Another strike against the “broken mirror” theory of autism

The “broken mirror” theory of autism, most famously explained by famous neuroscientist V. Ramachandran, argues that autistic people have difficulty understanding other people’s intentions at a higher level because at a lower level, they do not perceive other people’s gestures the same way others do.

"Mirror neurons,” first discovered in monkeys, are neurons that fire both when we perform an action ourselves and when we see someone else performing the action.  They respond to specific actions, and not just patterns of stimuli—one group of neurons will fire for reaching, another group for grasping, etc.

The idea is that we process other people’s actions by mentally simulating them, by generating the same brain state we would have when performing the action ourselves, thus literally “putting ourselves in someone else’s head.”  Since autistic people do not automatically understand other people’s mental states from observing their behavior (they often have to be told what others are feeling), it would seem to follow that something has gone wrong with their mirror neuron system.

Notice that this theory assumes that imagining yourself performing an action is all the information you need to take someone else’s perspective.  But a 2009 study by Stewart Mostofsky and colleagues at the Kennedy Krieger Institute suggests that not only is this information insufficient, it may actually be counterproductive.

Dr. Mostofsky had 14 autistic 10-12 year olds and 13 typically developing 10-12 year olds learn to use a novel device, a robotic arm which they held in their hand and reached with to capture “animals that had escaped from a zoo.”  The robot produced a force field that perturbed the children’s arm movements, and the children had to learn to adjust their movements to control the tool and capture the animals. Notice that learning to use the robotic hand required mastering two sets of cues: visual cues (watching the arm move closer to the animal) and proprioceptive cues (the feeling of the force field and the feeling of the body when in the correct reaching position).  Proprioception is the body sense, the feeling of the position of muscles and joints.  Dr. Mostofsky wanted to know whether autistic as well as typically developing children could learn from both sets of cues.

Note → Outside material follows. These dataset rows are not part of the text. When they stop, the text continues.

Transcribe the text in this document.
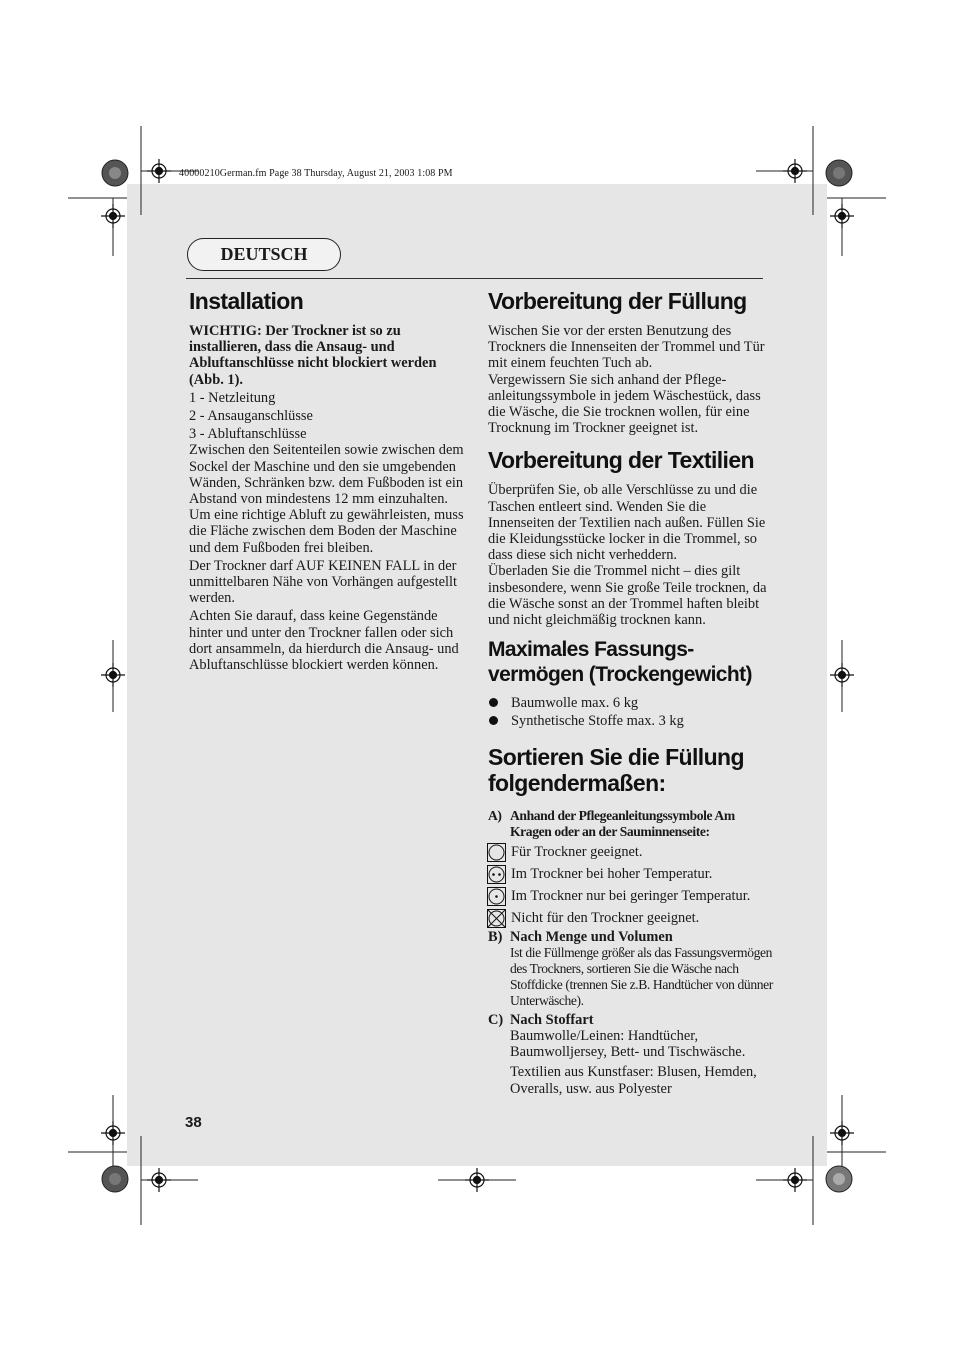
40000210German.fm Page 38 Thursday, August 21, 2003 1:08 PM
DEUTSCH
Installation

WICHTIG: Der Trockner ist so zu installieren, dass die Ansaug- und Abluftanschlüsse nicht blockiert werden (Abb. 1).

1 - Netzleitung

2 - Ansauganschlüsse

3 - Abluftanschlüsse

Zwischen den Seitenteilen sowie zwischen dem Sockel der Maschine und den sie umgebenden Wänden, Schränken bzw. dem Fußboden ist ein Abstand von mindestens 12 mm einzuhalten.

Um eine richtige Abluft zu gewährleisten, muss die Fläche zwischen dem Boden der Maschine und dem Fußboden frei bleiben.

Der Trockner darf AUF KEINEN FALL in der unmittelbaren Nähe von Vorhängen aufgestellt werden.

Achten Sie darauf, dass keine Gegenstände hinter und unter den Trockner fallen oder sich dort ansammeln, da hierdurch die Ansaug- und Abluftanschlüsse blockiert werden können.

Vorbereitung der Füllung

Wischen Sie vor der ersten Benutzung des Trockners die Innenseiten der Trommel und Tür mit einem feuchten Tuch ab.

Vergewissern Sie sich anhand der Pflege-anleitungssymbole in jedem Wäschestück, dass die Wäsche, die Sie trocknen wollen, für eine Trocknung im Trockner geeignet ist.

Vorbereitung der Textilien

Überprüfen Sie, ob alle Verschlüsse zu und die Taschen entleert sind. Wenden Sie die Innenseiten der Textilien nach außen. Füllen Sie die Kleidungsstücke locker in die Trommel, so dass diese sich nicht verheddern.

Überladen Sie die Trommel nicht – dies gilt insbesondere, wenn Sie große Teile trocknen, da die Wäsche sonst an der Trommel haften bleibt und nicht gleichmäßig trocknen kann.

Maximales Fassungs-
vermögen (Trockengewicht)
Baumwolle max. 6 kg
Synthetische Stoffe max. 3 kg
Sortieren Sie die Füllung
folgendermaßen:
A) Anhand der Pflegeanleitungssymbole Am Kragen oder an der Sauminnenseite:
Für Trockner geeignet.
Im Trockner bei hoher Temperatur.
Im Trockner nur bei geringer Temperatur.
Nicht für den Trockner geeignet.
B) Nach Menge und Volumen
Ist die Füllmenge größer als das Fassungsvermögen des Trockners, sortieren Sie die Wäsche nach Stoffdicke (trennen Sie z.B. Handtücher von dünner Unterwäsche).
C) Nach Stoffart
Baumwolle/Leinen: Handtücher, Baumwolljersey, Bett- und Tischwäsche.
Textilien aus Kunstfaser: Blusen, Hemden, Overalls, usw. aus Polyester
38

Dr. Mostofsky explains what a defender of the “broken mirror hypothesis” of autism would predict:

When we observe another person performing a movement, the internal models to execute the same movement may also be activated in our brain… Indeed, after volunteers observe another person reach while holding a robot that is producing a force field, they perform better than naive volunteers if they are tested on the same field. This is consistent with the hypothesis that observation of an action instantiates the same internal models that are required for production of that action.

In other words, when typically developing people watch someone perform an action (visual input), this activates their internal model of performing the action, which includes what it feels like to perform the action (based on proprioceptive input).  But what if autistic people can’t use visual cues to activate their proprioceptively-based internal models?

Because this instantiation relies on visual cues, internal models that place a greater than normal reliance on proprioception, while discounting visual consequences, might place the observer at a substantial disadvantage in understanding other people’s actions and imitating their movements. To test our hypothesis, we looked for correlations between how the children represented our simple reaching task and clinical measures of motor, imitation and social function.

 Mostofsky found that typically developing children generalized from both the visual and proprioceptive input, while autistic children generalized ONLY from the proprioceptive input.  They did so twice as strongly as the typically developing children.  In other words, autistic children were not relying on visual information to learn to use the new tool, but they were relying extremely heavily on their body sense.

Furthermore, the more children generalized from proprioceptive cues, the more impairments they had in general motor function, social interaction, and the ability to imitate others’ gestures.*

(This study would have been stronger if they had had autistic children observe people using the tool before attempting using it themselves.  This would have directly demonstrated whether autistic children can learn from visual cues in the absence of proprioceptive ones, the way typically developing children do).

Be that as it may, these autistic children had a very strong sense of what it felt like to perform these movements, so one would think their ability so mentally simulate these actions would be intact. In other words, their mirror neurons were probably fine.  Yet they had difficulty understanding and imitating other people’s gestures.  So what was missing?  Not mirror neurons, but the ability to learn from visual cues.

Haswell, Courtney C., Izawa, Jun, Dowell, Lauren R., Mostofsky, Stewart H., & Shadmehr, Reza (2009). Representation of internal models of action in the autistic brain. Nature Neuroscience.


*This study clarifies a puzzling earlier Mostofsky study I blogged about, which found that the more participants relied on proprioceptive input, the worse they did on a motor learning task.  Most likely, proprioceptive ability does not interfere with performing motor tasks (that would be ridiculous).  Rather, large amounts of it seem to accompany poor visual ability, and that lack of visual ability interferes with performing motor tasks. (Perhaps the unusually high proprioceptive ability compensates for the lack of ability to learn from visual cues?)